Fraud avoidance is a very hot topic today in telecoms. Globally, telecom fraud is currently estimated to be costing almost US$30 billion every year. US$17 billion of this is international related, so global carriers are particularly concerned and focused on this topic. International and roaming traffic is where the major fraud and hacking risk now occurs with at least 70% of all fraud in these areas.
Our cloud based fraud detection service is particularly successful in emerging parts of the world. This is because in many emerging markets operators are less equipped than for example operators in Europe, which are part of bigger groups or have their own systems that are more developed. It is therefore a question of priorities and investment capabilities for operators.
How is the field of telecom fraud changing?
The first big attacks and hacking attempts took place in Europe and operators took actions to mitigate that. Now we see more and more fraud occurs in emerging markets where operators are less equipped and have less experience in dealing with attacks.
Two years ago most operators were unwilling to discuss fraud and did not want to admit publically that they had fraud on their networks. It was easier to do this then because their revenues were increasing and there was not so much pressure on them. Now operators in emerging markets understand they need to tackle fraud because they are now losing so much money to it. As a result operators are willing to be more open about fraud.

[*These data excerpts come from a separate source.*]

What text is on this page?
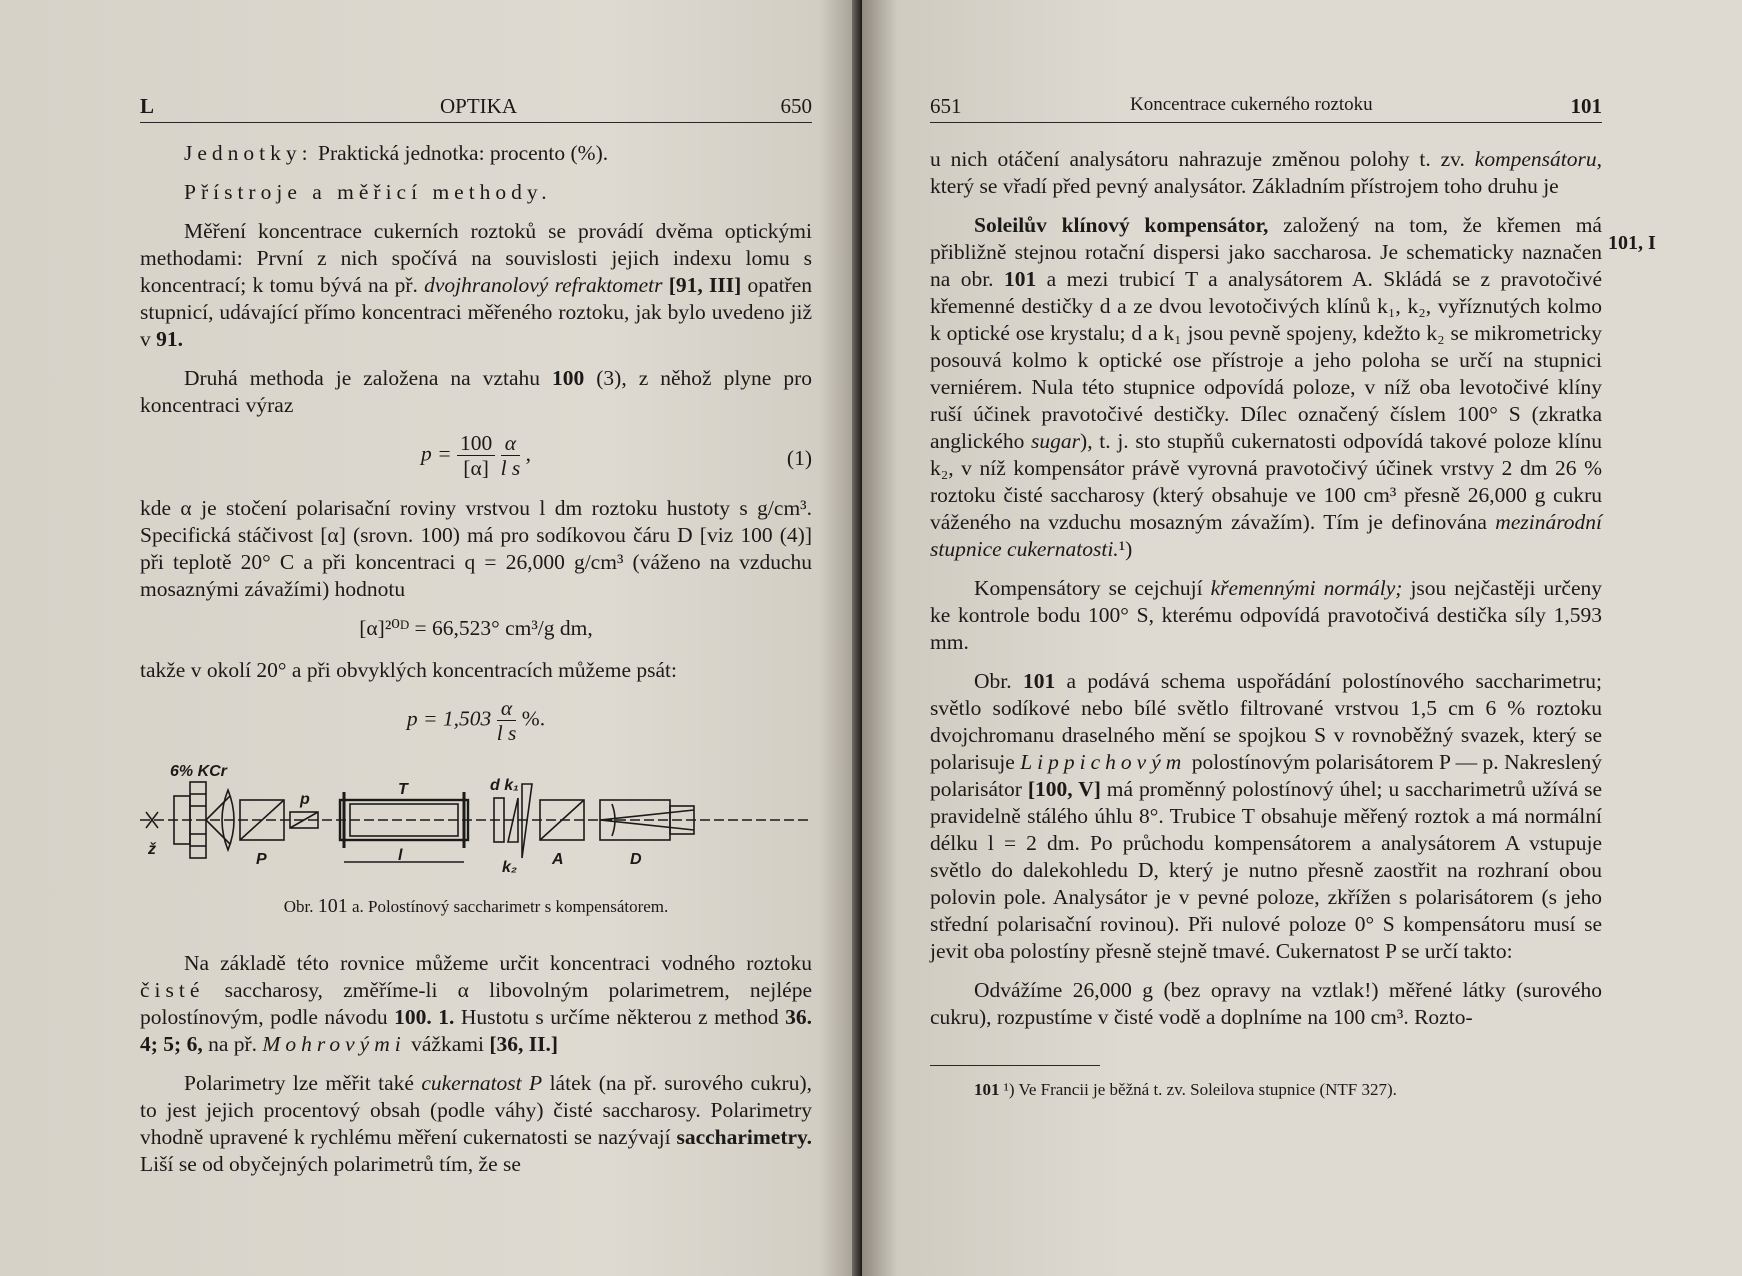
L	OPTIKA	650

Jednotky: Praktická jednotka: procento (%).

Přístroje a měřicí methody.

Měření koncentrace cukerních roztoků se provádí dvěma optickými methodami: První z nich spočívá na souvislosti jejich indexu lomu s koncentrací; k tomu bývá na př. dvojhranolový refraktometr [91, III] opatřen stupnicí, udávající přímo koncentraci měřeného roztoku, jak bylo uvedeno již v 91.

Druhá methoda je založena na vztahu 100 (3), z něhož plyne pro koncentraci výraz

$p = \frac{100}{[\alpha]}$
$\frac{\alpha}{\text{l s}}$ ,	(1)

kde α je stočení polarisační roviny vrstvou l dm roztoku hustoty s g/cm³. Specifická stáčivost [α] (srovn. 100) má pro sodíkovou čáru D [viz 100 (4)] při teplotě 20° C a při koncentraci q = 26,000 g/cm³ (váženo na vzduchu mosaznými závažími) hodnotu

[α]²⁰ᴰ = 66,523° cm³/g dm,

takže v okolí 20° a při obvyklých koncentracích můžeme psát:

$p = 1,503 \frac{\alpha}{\text{l s}}$ %.
6% KCr
ž
P
p
T
l
d k₁
k₂ A	D
Obr. 101 a. Polostínový saccharimetr s kompensátorem.

Na základě této rovnice můžeme určit koncentraci vodného roztoku čisté saccharosy, změříme-li α libovolným polarimetrem, nejlépe polostínovým, podle návodu 100. 1. Hustotu s určíme některou z method 36. 4; 5; 6, na př. Mohrovými vážkami [36, II.]

Polarimetry lze měřit také cukernatost P látek (na př. surového cukru), to jest jejich procentový obsah (podle váhy) čisté saccharosy. Polarimetry vhodně upravené k rychlému měření cukernatosti se nazývají saccharimetry. Liší se od obyčejných polarimetrů tím, že se

651	Koncentrace cukerného roztoku	101
101, I

u nich otáčení analysátoru nahrazuje změnou polohy t. zv. kompensátoru, který se vřadí před pevný analysátor. Základním přístrojem toho druhu je

Soleilův klínový kompensátor, založený na tom, že křemen má přibližně stejnou rotační dispersi jako saccharosa. Je schematicky naznačen na obr. 101 a mezi trubicí T a analysátorem A. Skládá se z pravotočivé křemenné destičky d a ze dvou levotočivých klínů k₁, k₂, vyříznutých kolmo k optické ose krystalu; d a k₁ jsou pevně spojeny, kdežto k₂ se mikrometricky posouvá kolmo k optické ose přístroje a jeho poloha se určí na stupnici verniérem. Nula této stupnice odpovídá poloze, v níž oba levotočivé klíny ruší účinek pravotočivé destičky. Dílec označený číslem 100° S (zkratka anglického sugar), t. j. sto stupňů cukernatosti odpovídá takové poloze klínu k₂, v níž kompensátor právě vyrovná pravotočivý účinek vrstvy 2 dm 26 % roztoku čisté saccharosy (který obsahuje ve 100 cm³ přesně 26,000 g cukru váženého na vzduchu mosazným závažím). Tím je definována mezinárodní stupnice cukernatosti.¹)

Kompensátory se cejchují křemennými normály; jsou nejčastěji určeny ke kontrole bodu 100° S, kterému odpovídá pravotočivá destička síly 1,593 mm.

Obr. 101 a podává schema uspořádání polostínového saccharimetru; světlo sodíkové nebo bílé světlo filtrované vrstvou 1,5 cm 6 % roztoku dvojchromanu draselného mění se spojkou S v rovnoběžný svazek, který se polarisuje Lippichovým polostínovým polarisátorem P — p. Nakreslený polarisátor [100, V] má proměnný polostínový úhel; u saccharimetrů užívá se pravidelně stálého úhlu 8°. Trubice T obsahuje měřený roztok a má normální délku l = 2 dm. Po průchodu kompensátorem a analysátorem A vstupuje světlo do dalekohledu D, který je nutno přesně zaostřit na rozhraní obou polovin pole. Analysátor je v pevné poloze, zkřížen s polarisátorem (s jeho střední polarisační rovinou). Při nulové poloze 0° S kompensátoru musí se jevit oba polostíny přesně stejně tmavé. Cukernatost P se určí takto:

Odvážíme 26,000 g (bez opravy na vztlak!) měřené látky (surového cukru), rozpustíme v čisté vodě a doplníme na 100 cm³. Rozto-

101 ¹) Ve Francii je běžná t. zv. Soleilova stupnice (NTF 327).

What are the major exploits in fraud?
The most common exploits are PBX hacking, call transfer, Wangiri (where a fraudster dials a number but cuts the call off before it is answered to trick the consumer into calling back a premium rate number) and International Revenue Sharing Fraud (IRSF). In fact the exploits have not changed much over the past few years.
The key development is that fraud and hacking has now become international which make it much more difficult to detect. Typically this means the fraud originates in a low cost country or region, Africa for example, and ends in a country with high termination charges such as the UK, which is one of the markets that generates a lot of fraud in the telecoms space.
Frauds are often timed to take place over weekends and holiday periods when networks are less likely to be monitored and companies are closed, so that by the time the hacking or fraud is discovered a huge bill has already been run up. By working internationally, this issue is made much more complex due to time differences and the difficulty of getting international legal agreements to track fraudsters down and prosecute them.
What are the key challenges in fraud?
Our network enables us to see fraud in real time plus we have a huge database of numbers known to be fraudulent which is continuously updated. Our systems are designed to detect when there are anomalies such as spikes in traffic, and by using traffic pattern analysis and other data we can identify if the traffic is genuine or fraudulent and to stop it if it is the latter.
The challenge is that some operators are slow to take action because they do not want to risk alienating genuine customers. Moreover, even when an operator does want to block a certain traffic stream they may need the agreement of their customer first.
Trust is an essential element in successfully combating fraud. Customers need understand that we have the tools to detect fraud accurately and can authorise us to block traffic without us having to ask them on each occasion we detect a potential fraud.
Evidence is key. We enforce fraud provision closest with our own providers. If something goes via them that is obviously fraud, we reserve the right not to pay, even if it’s not deliberate. The key thing is to have the evidence so we can prove traffic is fraudulent. Our system does offer this but often an originating network does not and therefore needs to authenticate the fraud with it with an independent authority such as the police. That’s why it’s better if we can identify patterns.